Inspecting host commands from the host (TUI)

ai-pod commands              # interactive TUI: list, view tails, kill
ai-pod commands list [--all] # plain list (single session, or every session in the workspace)
ai-pod commands run <cmd>    # run a host command (same approval flow as the agent)
ai-pod commands kill <id>    # stop a running command
ai-pod commands logs <id>    # print stdout/stderr/exit for a command

TUI keybinds: ↑/↓ navigate, Tab toggle stdout/stderr, k kill the selected running command, r force refresh, q quit.

Managing the whitelist

ai-pod allowed               # interactive TUI: list approved commands, delete with `d`
ai-pod allowed list
ai-pod allowed add <command>
ai-pod allowed remove <command>

When a host command isn't on the allowlist, the agent's request triggers an approval dialog on the host (60 s timeout). Approve once and it's persisted.


Security

Credential scanning

Before mounting your workspace, ai-pod scans for common credential files (.env, SSH keys, API token files, etc.) and prompts you to continue or abort. Pass --no-credential-check to skip this if you know the workspace is clean.

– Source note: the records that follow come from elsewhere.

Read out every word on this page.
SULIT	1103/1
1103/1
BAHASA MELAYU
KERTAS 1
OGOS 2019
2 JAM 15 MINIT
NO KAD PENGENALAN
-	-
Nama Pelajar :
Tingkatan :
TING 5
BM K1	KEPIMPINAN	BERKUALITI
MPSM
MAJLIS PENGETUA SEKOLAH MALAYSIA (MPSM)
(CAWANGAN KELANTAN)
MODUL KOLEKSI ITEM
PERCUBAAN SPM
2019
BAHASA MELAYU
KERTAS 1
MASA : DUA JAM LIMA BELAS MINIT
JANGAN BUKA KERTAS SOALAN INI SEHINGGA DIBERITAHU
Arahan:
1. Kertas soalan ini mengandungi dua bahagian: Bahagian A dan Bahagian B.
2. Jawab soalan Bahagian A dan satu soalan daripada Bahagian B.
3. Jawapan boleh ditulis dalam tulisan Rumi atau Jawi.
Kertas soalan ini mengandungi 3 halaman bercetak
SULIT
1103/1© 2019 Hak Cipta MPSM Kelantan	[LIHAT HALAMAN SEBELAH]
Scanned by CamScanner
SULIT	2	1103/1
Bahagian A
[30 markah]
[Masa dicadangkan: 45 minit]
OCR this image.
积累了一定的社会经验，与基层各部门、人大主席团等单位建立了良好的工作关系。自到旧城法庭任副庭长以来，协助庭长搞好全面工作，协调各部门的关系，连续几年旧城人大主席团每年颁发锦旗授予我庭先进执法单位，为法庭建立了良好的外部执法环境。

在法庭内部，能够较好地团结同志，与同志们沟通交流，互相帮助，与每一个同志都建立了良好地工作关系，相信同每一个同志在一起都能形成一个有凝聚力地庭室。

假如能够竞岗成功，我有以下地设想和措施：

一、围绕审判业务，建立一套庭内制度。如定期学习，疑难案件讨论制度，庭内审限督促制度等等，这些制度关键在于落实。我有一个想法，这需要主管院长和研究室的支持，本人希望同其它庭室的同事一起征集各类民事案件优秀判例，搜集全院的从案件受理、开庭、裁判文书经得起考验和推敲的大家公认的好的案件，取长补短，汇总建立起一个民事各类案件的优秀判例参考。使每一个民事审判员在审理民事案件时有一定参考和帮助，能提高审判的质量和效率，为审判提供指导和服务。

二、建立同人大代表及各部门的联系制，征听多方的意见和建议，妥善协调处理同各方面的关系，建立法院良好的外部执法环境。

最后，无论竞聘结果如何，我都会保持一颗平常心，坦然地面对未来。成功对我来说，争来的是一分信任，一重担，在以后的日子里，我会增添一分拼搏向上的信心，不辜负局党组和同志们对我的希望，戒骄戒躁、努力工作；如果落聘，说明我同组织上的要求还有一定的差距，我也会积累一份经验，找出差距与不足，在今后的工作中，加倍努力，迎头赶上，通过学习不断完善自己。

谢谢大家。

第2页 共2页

Keeping .env files out of the container

Move your .env file outside the workspace and symlink it back:

mkdir -p ~/.env-files/my-project
mv .env ~/.env-files/my-project/.env
ln -s ~/.env-files/my-project/.env .env

The symlink target is outside the mount — the container never sees the actual file. Your app still works on the host.

Host command approval

Claude can only run host commands you have explicitly approved via the interactive prompt. Approved commands are persisted per-workspace so you only approve each one once. The MCP server pre-rejects obviously dangerous patterns (e.g. starting with cd /, piping to | head/| tail) before they reach the approval dialog.